İki hafta önce açık büfe brunch sunan bir yere pazar kahvaltısına gittik, bu hafta benimle gelmek isteyen olmadı.

Aslında daha o gün Bürge, benimle brunch veya çevrede başka insanların da bulunabileceği bir yere gelmekteki tereddütlerini kibar bir şekilde ifade etmeye çalışmıştı. Ben "Ne alakası var ya!" diyerek konuyu kapattığımı zannediyordum. Gerçi bunu söylerken ağzımda dört değişik tip peynir vardı. (Peynir, belli bir gramajdan sonra iletişim kopukluğuna neden olabiliyor.)

Yıllardır ustalıkla gizlediğim hanzoluğum ortaya çıkmıştı... Hata bende miydi? Elbette ki hayır... Sonradan anladım ki açık büfe sadece hanzoluğu değil, bütün gizli kimlikleri ortaya çıkaran sihirli bir aynaydı!

Ya Olduğun Gibi Görün, Ya Da Gördüğünü Ye!

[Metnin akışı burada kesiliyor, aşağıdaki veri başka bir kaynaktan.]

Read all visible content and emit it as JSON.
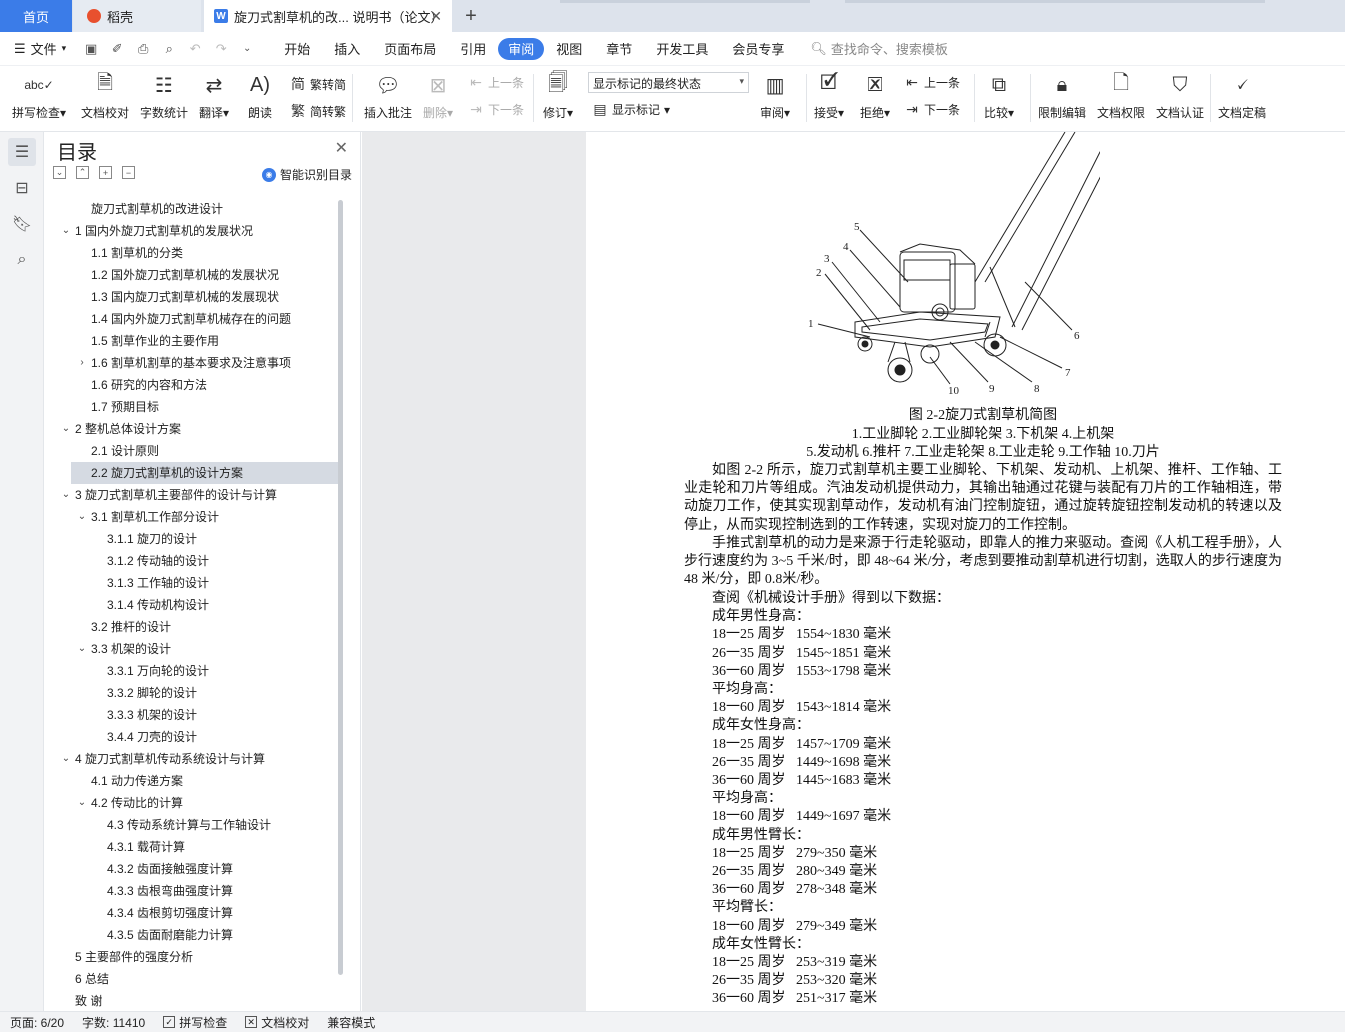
{
  "tabs": {
    "home": "首页",
    "daoke": "稻壳",
    "doc": "旋刀式割草机的改... 说明书（论文）",
    "add": "+"
  },
  "menu": {
    "file": "文件",
    "items": [
      "开始",
      "插入",
      "页面布局",
      "引用",
      "审阅",
      "视图",
      "章节",
      "开发工具",
      "会员专享"
    ],
    "active": "审阅",
    "search": "查找命令、搜索模板"
  },
  "ribbon": {
    "spell": "拼写检查",
    "proof": "文档校对",
    "wordcount": "字数统计",
    "translate": "翻译",
    "read": "朗读",
    "trad": "繁转简",
    "simp": "简转繁",
    "insert_comment": "插入批注",
    "delete": "删除",
    "prev_comment": "上一条",
    "next_comment": "下一条",
    "track": "修订",
    "markup_state": "显示标记的最终状态",
    "show_markup": "显示标记",
    "review": "审阅",
    "accept": "接受",
    "reject": "拒绝",
    "prev": "上一条",
    "next": "下一条",
    "compare": "比较",
    "restrict": "限制编辑",
    "rights": "文档权限",
    "cert": "文档认证",
    "finalize": "文档定稿"
  },
  "toc": {
    "title": "目录",
    "smart": "智能识别目录",
    "items": [
      {
        "text": "旋刀式割草机的改进设计",
        "level": 1,
        "arrow": ""
      },
      {
        "text": "1 国内外旋刀式割草机的发展状况",
        "level": 0,
        "arrow": "down"
      },
      {
        "text": "1.1 割草机的分类",
        "level": 1,
        "arrow": ""
      },
      {
        "text": "1.2 国外旋刀式割草机械的发展状况",
        "level": 1,
        "arrow": ""
      },
      {
        "text": "1.3 国内旋刀式割草机械的发展现状",
        "level": 1,
        "arrow": ""
      },
      {
        "text": "1.4 国内外旋刀式割草机械存在的问题",
        "level": 1,
        "arrow": ""
      },
      {
        "text": "1.5 割草作业的主要作用",
        "level": 1,
        "arrow": ""
      },
      {
        "text": "1.6 割草机割草的基本要求及注意事项",
        "level": 1,
        "arrow": "right"
      },
      {
        "text": "1.6 研究的内容和方法",
        "level": 1,
        "arrow": ""
      },
      {
        "text": "1.7 预期目标",
        "level": 1,
        "arrow": ""
      },
      {
        "text": "2 整机总体设计方案",
        "level": 0,
        "arrow": "down"
      },
      {
        "text": "2.1 设计原则",
        "level": 1,
        "arrow": ""
      },
      {
        "text": "2.2 旋刀式割草机的设计方案",
        "level": 1,
        "arrow": "",
        "selected": true
      },
      {
        "text": "3 旋刀式割草机主要部件的设计与计算",
        "level": 0,
        "arrow": "down"
      },
      {
        "text": "3.1 割草机工作部分设计",
        "level": 1,
        "arrow": "down"
      },
      {
        "text": "3.1.1 旋刀的设计",
        "level": 2,
        "arrow": ""
      },
      {
        "text": "3.1.2 传动轴的设计",
        "level": 2,
        "arrow": ""
      },
      {
        "text": "3.1.3 工作轴的设计",
        "level": 2,
        "arrow": ""
      },
      {
        "text": "3.1.4 传动机构设计",
        "level": 2,
        "arrow": ""
      },
      {
        "text": "3.2 推杆的设计",
        "level": 1,
        "arrow": ""
      },
      {
        "text": "3.3 机架的设计",
        "level": 1,
        "arrow": "down"
      },
      {
        "text": "3.3.1 万向轮的设计",
        "level": 2,
        "arrow": ""
      },
      {
        "text": "3.3.2 脚轮的设计",
        "level": 2,
        "arrow": ""
      },
      {
        "text": "3.3.3 机架的设计",
        "level": 2,
        "arrow": ""
      },
      {
        "text": "3.4.4 刀壳的设计",
        "level": 2,
        "arrow": ""
      },
      {
        "text": "4 旋刀式割草机传动系统设计与计算",
        "level": 0,
        "arrow": "down"
      },
      {
        "text": "4.1 动力传递方案",
        "level": 1,
        "arrow": ""
      },
      {
        "text": "4.2 传动比的计算",
        "level": 1,
        "arrow": "down"
      },
      {
        "text": "4.3 传动系统计算与工作轴设计",
        "level": 2,
        "arrow": ""
      },
      {
        "text": "4.3.1 载荷计算",
        "level": 2,
        "arrow": ""
      },
      {
        "text": "4.3.2 齿面接触强度计算",
        "level": 2,
        "arrow": ""
      },
      {
        "text": "4.3.3 齿根弯曲强度计算",
        "level": 2,
        "arrow": ""
      },
      {
        "text": "4.3.4 齿根剪切强度计算",
        "level": 2,
        "arrow": ""
      },
      {
        "text": "4.3.5 齿面耐磨能力计算",
        "level": 2,
        "arrow": ""
      },
      {
        "text": "5 主要部件的强度分析",
        "level": 0,
        "arrow": ""
      },
      {
        "text": "6 总结",
        "level": 0,
        "arrow": ""
      },
      {
        "text": "致 谢",
        "level": 0,
        "arrow": ""
      }
    ]
  },
  "figure": {
    "labels": [
      "1",
      "2",
      "3",
      "4",
      "5",
      "6",
      "7",
      "8",
      "9",
      "10"
    ],
    "caption": "图 2-2旋刀式割草机简图",
    "legend1": "1.工业脚轮 2.工业脚轮架 3.下机架 4.上机架",
    "legend2": "5.发动机 6.推杆 7.工业走轮架  8.工业走轮 9.工作轴 10.刀片"
  },
  "body": {
    "p1": "如图 2-2 所示，旋刀式割草机主要工业脚轮、下机架、发动机、上机架、推杆、工作轴、工业走轮和刀片等组成。汽油发动机提供动力，其输出轴通过花键与装配有刀片的工作轴相连，带动旋刀工作，使其实现割草动作，发动机有油门控制旋钮，通过旋转旋钮控制发动机的转速以及停止，从而实现控制选到的工作转速，实现对旋刀的工作控制。",
    "p2": "手推式割草机的动力是来源于行走轮驱动，即靠人的推力来驱动。查阅《人机工程手册》，人步行速度约为 3~5 千米/时，即 48~64 米/分，考虑到要推动割草机进行切割，选取人的步行速度为 48 米/分，即 0.8米/秒。",
    "lines": [
      "查阅《机械设计手册》得到以下数据：",
      "成年男性身高：",
      "18一25 周岁   1554~1830 毫米",
      "26一35 周岁   1545~1851 毫米",
      "36一60 周岁   1553~1798 毫米",
      "平均身高：",
      "18一60 周岁   1543~1814 毫米",
      "成年女性身高：",
      "18一25 周岁   1457~1709 毫米",
      "26一35 周岁   1449~1698 毫米",
      "36一60 周岁   1445~1683 毫米",
      "平均身高：",
      "18一60 周岁   1449~1697 毫米",
      "成年男性臂长：",
      "18一25 周岁   279~350 毫米",
      "26一35 周岁   280~349 毫米",
      "36一60 周岁   278~348 毫米",
      "平均臂长：",
      "18一60 周岁   279~349 毫米",
      "成年女性臂长：",
      "18一25 周岁   253~319 毫米",
      "26一35 周岁   253~320 毫米",
      "36一60 周岁   251~317 毫米"
    ]
  },
  "status": {
    "page": "页面: 6/20",
    "words": "字数: 11410",
    "spell": "拼写检查",
    "proof": "文档校对",
    "compat": "兼容模式"
  }
}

Açık büfe beslenme zincirindeki bazı karakterlerin temel öellikleri...


Otoburlar: Bunlar sinsi olur... Herkesin kendilerini izlediğini zannederler. Ben seni niye izleyeyim manyak, birazdan sıcak köfte çıkacak onu takip ediyorum ben... Bunlar genelde sevimsiz iki kadından oluşan gruplar halinde yaklaşırlar açık büfeye. Salatalık, domates ve peçete alırlar. Kıro durumuna düşme korkusuyla peynirlerin yanından kayıtsız tavırlarla geçerler. Tabaklarında bakacak bir şey olmadığından benim kaymak kabını kepçeyle sıyırmamı seyrederler. Bir noktadan sonra gözgöze gelip "Kasmayalım!" derler ama o zamana kadar köfte kalır mı?

Etoburlar:
Salam, sucuk, jambon, füme dil, köfte ve garson yerler. Aslında tabaklarını en pahalı şeylerle doldurarak açık büfe girişiminden karlı çıkmaya çalışırlar. Bu durumu ziyan tekniğiyle sağlamaya çalışırlar. Gut kavramından haberdar değildirler. Benim de dahil olduğum bu grup gut'tan bahsedildiğini duyunca "But mu? Hemen alayım 6 tane!" tabaklarını hazırlayan insanlardan oluşur. Bürge'nin bünyesi açık büfede hep açık vermemize neden olacak boyutlarda olduğu için, hesabı denkleştirmek bana düşer. "6 ekler daha yedim mi hesap tamamdır!" gibi bir muhasebe anlayışları vardır.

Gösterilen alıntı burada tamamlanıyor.